The reality check: agents are powerful, but enterprise deployment is still a mess

From there, the conversation gets more candid. Mike brings up the growing chorus online asking why everyone isn’t “all in” on agents already, and both hosts push back on that framing without being anti-agent at all.

Paul’s week at Google Next, plus examples like Jason Lemkin’s Saster stack, reinforced the same point: the frontier users are getting real advantages, but they’re also dealing with chaos. Token budgets blow up unexpectedly, agents get access to too many connectors, knowledge bases go stale, production systems break, and nobody has a clean answer yet for governance, budget planning, or deciding which vendor stack to commit to.

The pricing problem nobody has solved yet

One of the stickiest parts of the discussion is cost. Paul says he keeps coming back to the idea that token- and credit-based pricing makes very little sense once agents become core infrastructure for knowledge work, especially when companies can’t predict usage and vendors keep changing the rules.

His blunt thought is that this probably ends up looking more like human replacement pricing than software seat pricing. If an agent reliably does the work of a full-time SDR, analyst, or support role, a CEO would happily pay far more than $20 a month for it — which makes today’s pricing models feel temporary and unstable.

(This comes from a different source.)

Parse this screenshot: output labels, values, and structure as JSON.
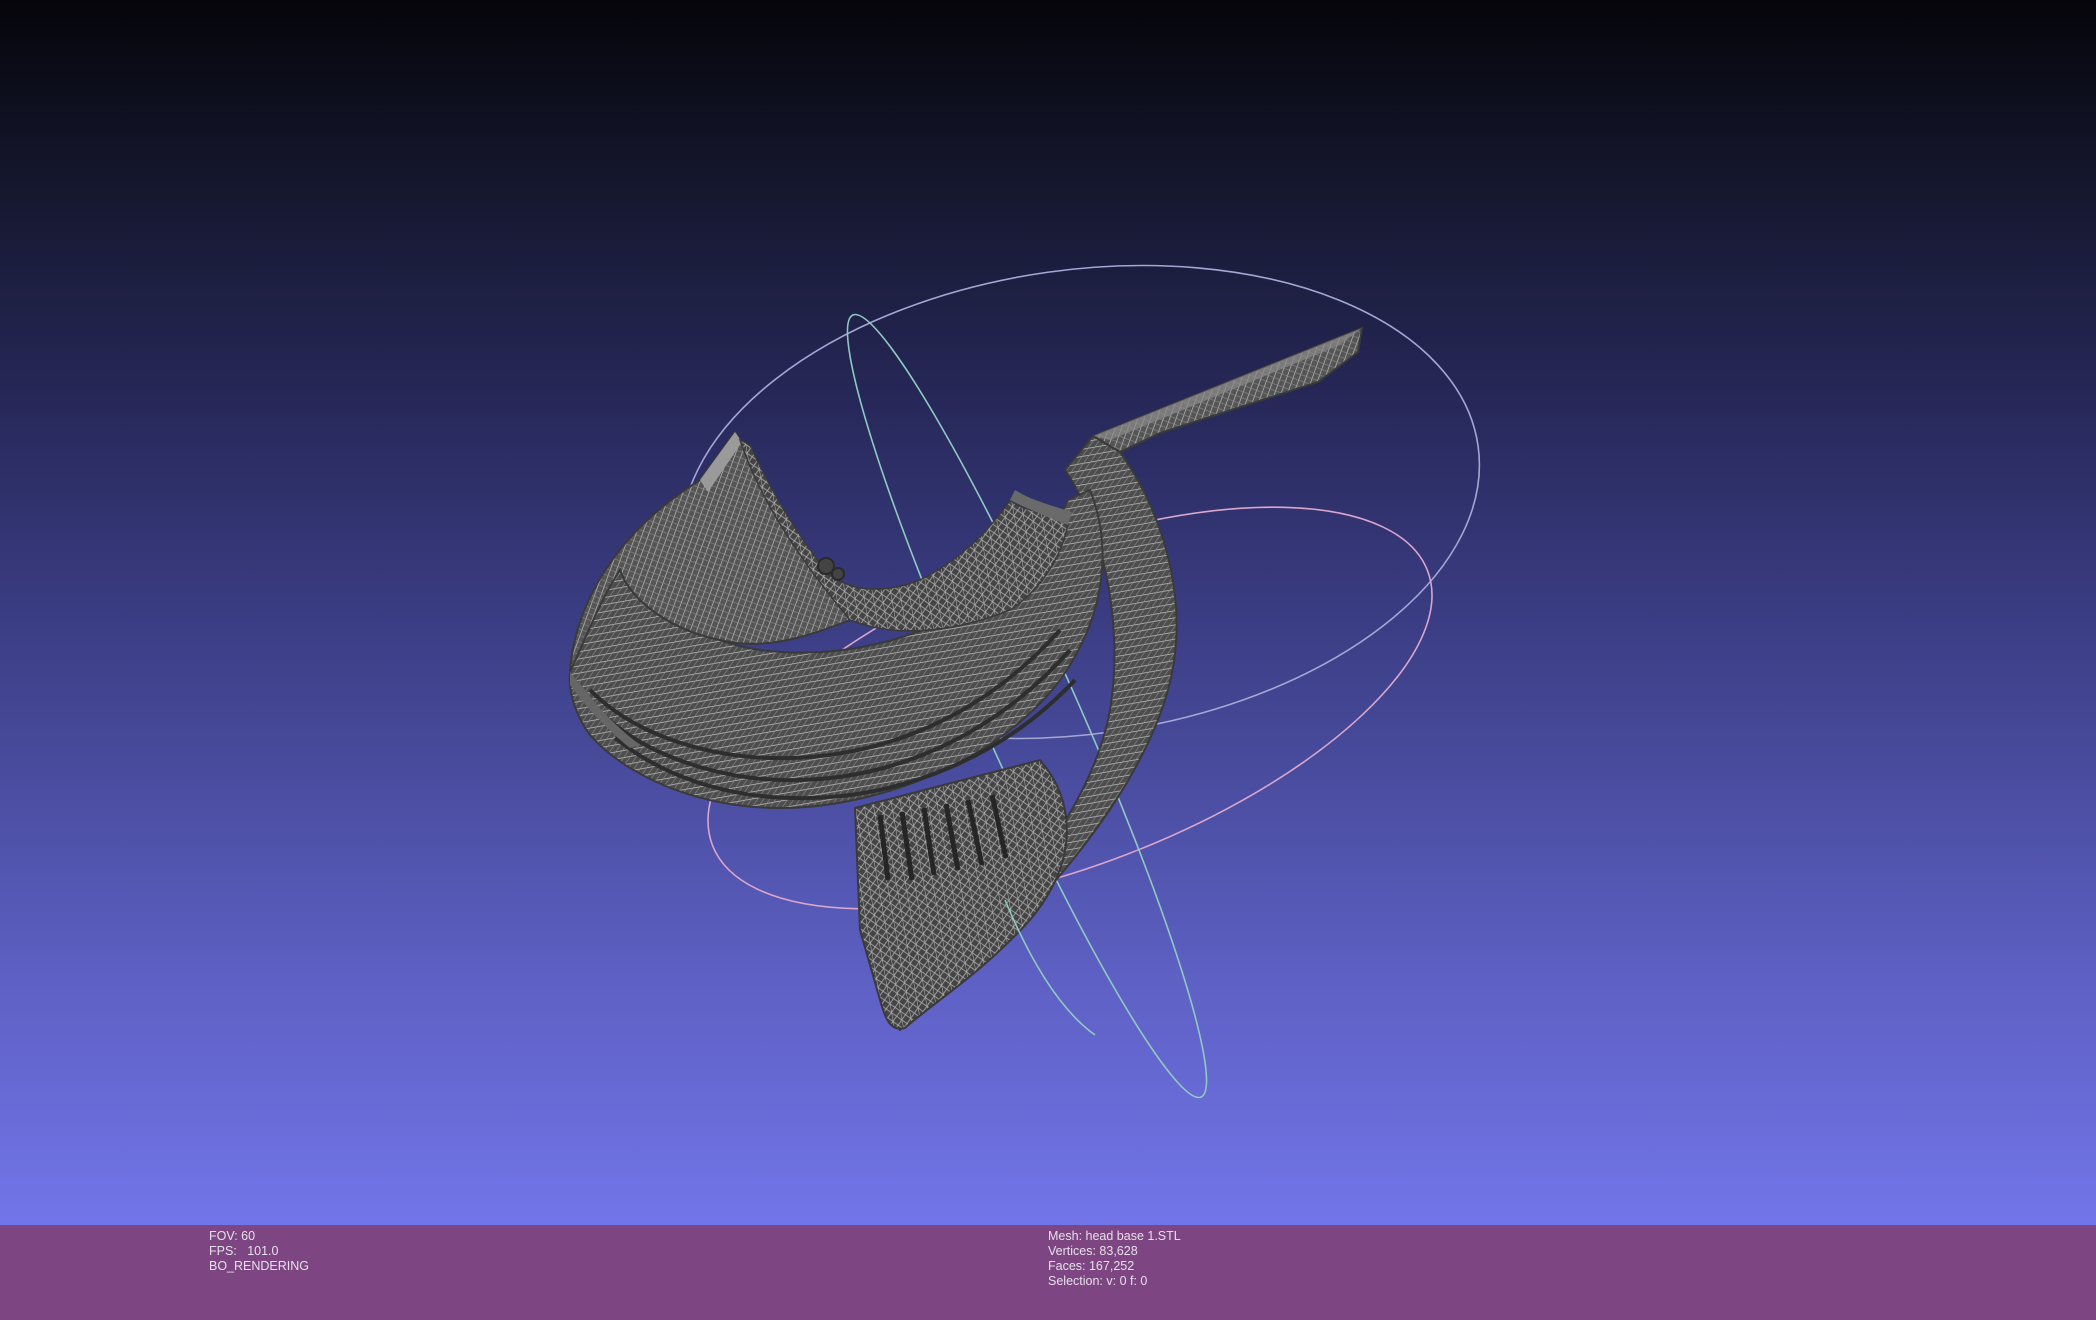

Google Cloud Next: all agents, all the time — but still early

Paul’s Google Cloud Next recap confirms that agent talk isn’t hype from the sidelines anymore; it’s the main strategy. Thomas Kurian said the goal is to make Gemini Enterprise the best place to run and manage agents, while Google showcased an enterprise platform bundling agent studio, runtime, memory, governance, and access to 200+ models.

But Paul’s favorite moments came from Google insiders talking honestly about adoption. Ryan Bach discussed moving from “fishing” with lots of experiments to “farming” with a few lighthouse workflows, while Jeff Dean offered the clearest reality check of the week: we’re only seeing early glimpses of the agent economy, reliability is still a real problem, and AGI is likely still one or two major breakthroughs away, with continual learning looking like a key missing piece.

Meta says the quiet part out loud

In the last major discussion, Mike tees up Meta’s leaked memo about installing tracking software on employee computers to capture clicks, keystrokes, mouse movements, and screenshots so AI models can learn how humans use computers. Paul’s reaction is basically: this is ugly, but it’s not surprising — and it’s not even entirely new.

He says the only plausible reasons for this kind of monitoring are performance management or training systems on how people do their jobs, and if it’s the latter, the workforce implications are pretty obvious. It becomes one more example of why AI literacy now includes understanding what kind of company you work for, what its AI intentions are, and whether it sees human talent as something to augment or something to model and replace.